Gwyneth Paltrow Gets Another Parenting Decision Right (YIKES)

Gwyneth PaltrowAnother day, another parenting choice by Gwyneth Paltrow that's making moms roll their eyes at the controversial actress. But is her decision to raise Apple and Moses in a Jewish environment really that weird? Even though she's said she doesn't "believe" in religion?

I'm going to venture out into treacherous waters here, not least because I'm supporting snooty Gwynnie for the second time in as many months (Quick, where's the thermometer? And the smelling salts?). But it's called culture, y'all. Deal with it!


The story goes that Paltrow, whose father Bruce is Jewish, discovered recently that she's descended from a long line of influential East European rabbis. Raised in a lucy goosey half-Jewish, half-Christian household, Paltrow married Christian Chris Martin and hasn't put much stock in religion as 7-year-old Apple and 5-year-old Moses have grown. But now she wants to inject a Jewish environment into her household.

So what's the big deal? Because it's Judaism? Sure, it's a religion, but it's a culture too. So how is this any different from learning that your great-grandmother was Mexican and throwing a Cinco De Mayo party for the kids?

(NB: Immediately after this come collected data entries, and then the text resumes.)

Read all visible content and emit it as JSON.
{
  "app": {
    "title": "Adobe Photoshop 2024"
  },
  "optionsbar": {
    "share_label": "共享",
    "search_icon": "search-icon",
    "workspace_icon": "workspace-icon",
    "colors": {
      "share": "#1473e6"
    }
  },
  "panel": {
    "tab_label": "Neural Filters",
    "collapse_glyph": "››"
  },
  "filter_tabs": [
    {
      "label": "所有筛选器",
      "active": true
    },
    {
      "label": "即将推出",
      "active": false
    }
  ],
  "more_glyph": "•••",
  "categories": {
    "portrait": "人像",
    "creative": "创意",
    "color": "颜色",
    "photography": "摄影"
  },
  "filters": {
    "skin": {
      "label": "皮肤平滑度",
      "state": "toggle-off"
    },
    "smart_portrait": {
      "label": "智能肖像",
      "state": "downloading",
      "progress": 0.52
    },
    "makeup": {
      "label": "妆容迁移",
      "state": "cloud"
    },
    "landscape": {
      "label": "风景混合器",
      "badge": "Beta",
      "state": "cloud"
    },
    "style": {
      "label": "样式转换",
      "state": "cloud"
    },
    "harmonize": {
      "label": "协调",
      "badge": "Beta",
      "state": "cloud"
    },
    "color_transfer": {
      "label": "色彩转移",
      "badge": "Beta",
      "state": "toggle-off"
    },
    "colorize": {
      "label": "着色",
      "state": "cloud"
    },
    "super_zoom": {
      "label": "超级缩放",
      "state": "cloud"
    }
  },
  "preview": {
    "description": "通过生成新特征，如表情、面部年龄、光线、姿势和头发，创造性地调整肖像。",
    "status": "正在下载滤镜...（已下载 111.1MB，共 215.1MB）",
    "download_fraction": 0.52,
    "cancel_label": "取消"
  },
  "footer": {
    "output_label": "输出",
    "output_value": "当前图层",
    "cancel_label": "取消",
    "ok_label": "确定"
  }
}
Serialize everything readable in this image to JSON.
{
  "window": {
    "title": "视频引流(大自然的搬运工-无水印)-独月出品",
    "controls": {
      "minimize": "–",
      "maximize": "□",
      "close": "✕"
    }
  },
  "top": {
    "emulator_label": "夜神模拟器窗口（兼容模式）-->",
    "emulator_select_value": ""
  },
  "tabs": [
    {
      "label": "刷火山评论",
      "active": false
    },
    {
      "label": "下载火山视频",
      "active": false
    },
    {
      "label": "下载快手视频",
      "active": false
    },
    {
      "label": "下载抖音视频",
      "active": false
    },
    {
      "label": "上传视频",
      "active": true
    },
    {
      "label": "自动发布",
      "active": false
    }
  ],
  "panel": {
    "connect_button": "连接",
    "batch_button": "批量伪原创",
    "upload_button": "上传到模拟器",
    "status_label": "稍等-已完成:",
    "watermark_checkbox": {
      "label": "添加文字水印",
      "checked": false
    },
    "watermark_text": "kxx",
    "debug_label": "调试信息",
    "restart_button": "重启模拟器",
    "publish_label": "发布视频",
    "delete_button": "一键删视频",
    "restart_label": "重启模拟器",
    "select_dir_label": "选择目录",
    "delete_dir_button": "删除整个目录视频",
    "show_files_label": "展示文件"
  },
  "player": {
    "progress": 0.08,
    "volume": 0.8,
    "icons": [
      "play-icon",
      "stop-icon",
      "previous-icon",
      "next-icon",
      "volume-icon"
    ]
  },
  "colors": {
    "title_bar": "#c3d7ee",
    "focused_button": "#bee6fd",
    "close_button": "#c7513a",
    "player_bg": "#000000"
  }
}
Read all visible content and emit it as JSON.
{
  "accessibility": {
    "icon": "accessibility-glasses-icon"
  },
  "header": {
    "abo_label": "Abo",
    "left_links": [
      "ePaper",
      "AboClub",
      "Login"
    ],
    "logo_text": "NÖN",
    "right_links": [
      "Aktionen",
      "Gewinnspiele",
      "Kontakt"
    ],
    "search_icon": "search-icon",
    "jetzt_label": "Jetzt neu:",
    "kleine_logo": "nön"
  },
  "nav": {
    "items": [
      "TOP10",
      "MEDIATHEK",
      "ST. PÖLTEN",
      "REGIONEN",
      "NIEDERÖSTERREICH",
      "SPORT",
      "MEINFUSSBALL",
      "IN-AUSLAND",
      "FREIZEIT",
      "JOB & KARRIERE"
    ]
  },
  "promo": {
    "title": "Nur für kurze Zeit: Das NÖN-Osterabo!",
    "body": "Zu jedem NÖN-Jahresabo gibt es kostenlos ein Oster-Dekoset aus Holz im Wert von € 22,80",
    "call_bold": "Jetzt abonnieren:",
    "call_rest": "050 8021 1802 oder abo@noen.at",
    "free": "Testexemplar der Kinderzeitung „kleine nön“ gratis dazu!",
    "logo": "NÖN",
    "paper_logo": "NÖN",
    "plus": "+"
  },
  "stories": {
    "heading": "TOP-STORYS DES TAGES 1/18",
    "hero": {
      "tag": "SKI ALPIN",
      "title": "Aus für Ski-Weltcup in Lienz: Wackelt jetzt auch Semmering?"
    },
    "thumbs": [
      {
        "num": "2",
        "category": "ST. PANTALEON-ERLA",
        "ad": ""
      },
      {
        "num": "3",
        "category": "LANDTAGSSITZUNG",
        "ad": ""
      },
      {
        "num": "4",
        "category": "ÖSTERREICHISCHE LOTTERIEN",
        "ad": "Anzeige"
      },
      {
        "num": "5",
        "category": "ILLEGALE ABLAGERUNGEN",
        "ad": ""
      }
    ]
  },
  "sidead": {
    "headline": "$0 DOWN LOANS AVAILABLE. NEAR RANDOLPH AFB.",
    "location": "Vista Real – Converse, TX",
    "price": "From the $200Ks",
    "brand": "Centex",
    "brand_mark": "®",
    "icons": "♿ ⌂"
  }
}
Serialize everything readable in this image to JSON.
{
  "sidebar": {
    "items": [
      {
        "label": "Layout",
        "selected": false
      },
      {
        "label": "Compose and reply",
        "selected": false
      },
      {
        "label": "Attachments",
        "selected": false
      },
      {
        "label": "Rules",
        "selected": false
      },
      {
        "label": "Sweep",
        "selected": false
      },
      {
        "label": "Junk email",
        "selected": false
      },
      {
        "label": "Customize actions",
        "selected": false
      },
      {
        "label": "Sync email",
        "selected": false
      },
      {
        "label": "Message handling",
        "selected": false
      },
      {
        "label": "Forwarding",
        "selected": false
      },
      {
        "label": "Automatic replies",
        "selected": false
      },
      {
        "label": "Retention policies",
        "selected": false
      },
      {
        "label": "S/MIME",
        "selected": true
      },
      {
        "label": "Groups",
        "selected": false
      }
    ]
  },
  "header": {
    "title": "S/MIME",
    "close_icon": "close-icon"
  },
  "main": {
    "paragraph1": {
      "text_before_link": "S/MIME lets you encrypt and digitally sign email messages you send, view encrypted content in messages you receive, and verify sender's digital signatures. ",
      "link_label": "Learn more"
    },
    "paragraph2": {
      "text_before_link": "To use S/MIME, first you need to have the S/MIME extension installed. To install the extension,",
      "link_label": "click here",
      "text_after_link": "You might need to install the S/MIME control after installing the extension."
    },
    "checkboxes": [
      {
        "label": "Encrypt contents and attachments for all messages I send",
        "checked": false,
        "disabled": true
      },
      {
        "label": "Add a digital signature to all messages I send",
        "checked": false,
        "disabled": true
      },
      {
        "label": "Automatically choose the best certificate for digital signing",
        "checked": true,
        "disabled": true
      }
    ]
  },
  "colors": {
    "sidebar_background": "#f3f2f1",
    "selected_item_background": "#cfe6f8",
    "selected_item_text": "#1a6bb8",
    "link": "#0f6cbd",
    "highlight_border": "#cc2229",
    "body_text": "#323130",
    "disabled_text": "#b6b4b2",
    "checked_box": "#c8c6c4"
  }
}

From learning your ancestors were German and buying your own spatzle maker?

In a country that's becoming increasingly obsessed with genealogy, it's increasingly common for parents to suddenly learn about bits of their bloodline that didn't factor into their own childhoods. But once you do know, it's hard to ignore the temptation to explore the culture, often mining the history books to find traits alive in our own kids. Is that high forehead just something from Grandpa, or is it common to the people of one particular village? Is that stubbornness their own or does it come from a line of heroes who used it to their advantage?

The joke in my family is that my daughter's klutziness is made up for by the hardness of her thick German skull, that she never met a pound of bacon she wouldn't devour because of the Teutonic appreciation for pork.

Teaching kids about the culture of their forefathers is what keeps it alive, especially in the great American melting pot. The real failure would be in ignoring our past.

Do you think Gywneth is right to suddenly inject Jewish flavor into her household?